Two vaccines - Cervarix, made by GlaxoSmithKline,
and Gardasil, made by Merck & Co - can prevent HPV.
This new study, by scientists from IARC as well as the
German Cancer Research Center and the U.S. National Cancer
Institute, used data from a large study known as EPIC, which
involves 500,000 people from 10 European countries who were
recruited in the 1990s and have been followed up since.
Researchers found that of the 135 people in the study who
developed oral cancers, 47, or about one third of them, had
HPV16 E6 antibodies up to 12 years before the onset of disease.
In a telephone interview, Brennan said early detection would
also allow doctors to track patients with antibodies and
intervene early if tumours develop. "The earlier the detection,
the better the treatment and the greater the survival," he said.

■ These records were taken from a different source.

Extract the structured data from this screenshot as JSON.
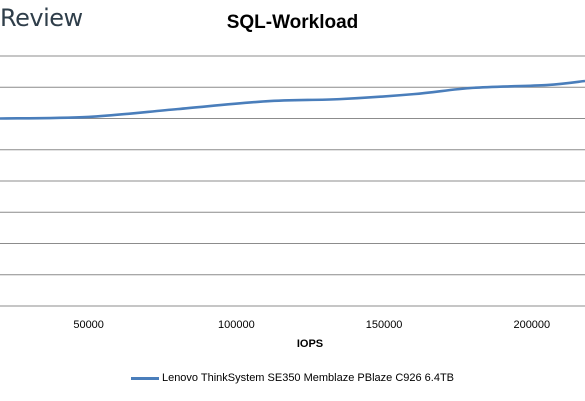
{
  "brand": "Review",
  "chart_data": {
    "type": "line",
    "title": "SQL-Workload",
    "xlabel": "IOPS",
    "ylabel": "",
    "xlim": [
      20000,
      218000
    ],
    "ylim": [
      0,
      8
    ],
    "x_ticks": [
      50000,
      100000,
      150000,
      200000
    ],
    "grid": true,
    "legend_position": "bottom",
    "series": [
      {
        "name": "Lenovo ThinkSystem SE350 Memblaze PBlaze C926 6.4TB",
        "color": "#4a7ebb",
        "x": [
          20000,
          50000,
          80000,
          110000,
          135000,
          160000,
          180000,
          205000,
          218000
        ],
        "y": [
          6.0,
          6.05,
          6.3,
          6.55,
          6.62,
          6.78,
          6.98,
          7.07,
          7.2
        ]
      }
    ]
  }
}
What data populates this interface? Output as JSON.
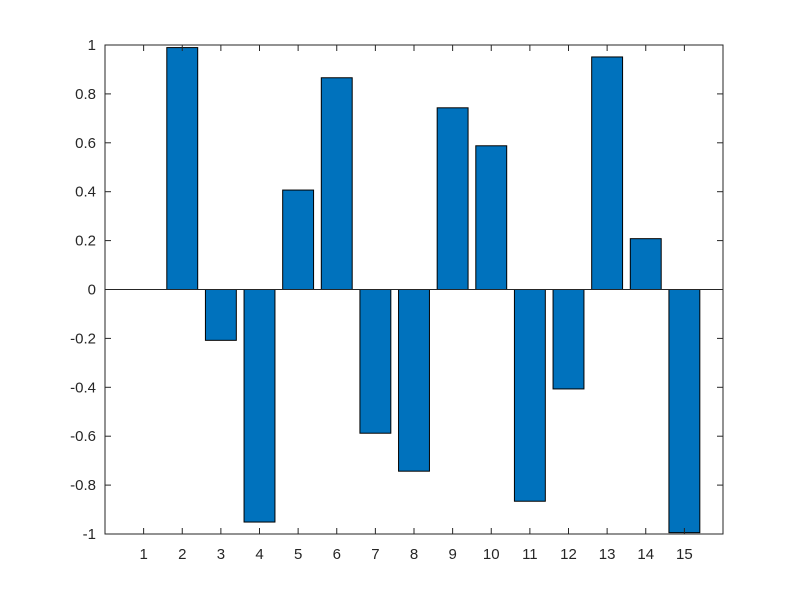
{
  "chart_data": {
    "type": "bar",
    "title": "",
    "xlabel": "",
    "ylabel": "",
    "categories": [
      "1",
      "2",
      "3",
      "4",
      "5",
      "6",
      "7",
      "8",
      "9",
      "10",
      "11",
      "12",
      "13",
      "14",
      "15"
    ],
    "values": [
      0,
      0.9894,
      -0.2079,
      -0.9511,
      0.4067,
      0.866,
      -0.5878,
      -0.7431,
      0.7431,
      0.5878,
      -0.866,
      -0.4067,
      0.9511,
      0.2079,
      -0.9945
    ],
    "ylim": [
      -1,
      1
    ],
    "yticks": [
      -1,
      -0.8,
      -0.6,
      -0.4,
      -0.2,
      0,
      0.2,
      0.4,
      0.6,
      0.8,
      1
    ],
    "ytick_labels": [
      "-1",
      "-0.8",
      "-0.6",
      "-0.4",
      "-0.2",
      "0",
      "0.2",
      "0.4",
      "0.6",
      "0.8",
      "1"
    ],
    "grid": false,
    "bar_color": "#0072BD",
    "axis_color": "#262626"
  }
}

The antibody test used in the study was relatively simple
and cheap and could be developed as a tool for more widespread
screening within about five years if these results are confirmed
in future studies, he added.
He cautioned, however, that more work was needed to improve
the tests' accuracy, since in this research there were about 1
in 100 "false positives" - where a person with the HPV16
antibodies did not go on to develop an oral cancer.
Brennan said another significant finding of the study was
that patients with oral cancers linked to HPV16 were three times
more likely to be alive five years after their diagnosis than
oral cancer patients whose tumours were not HPV-related and may
have been linked to other risks such as smoking or drinking.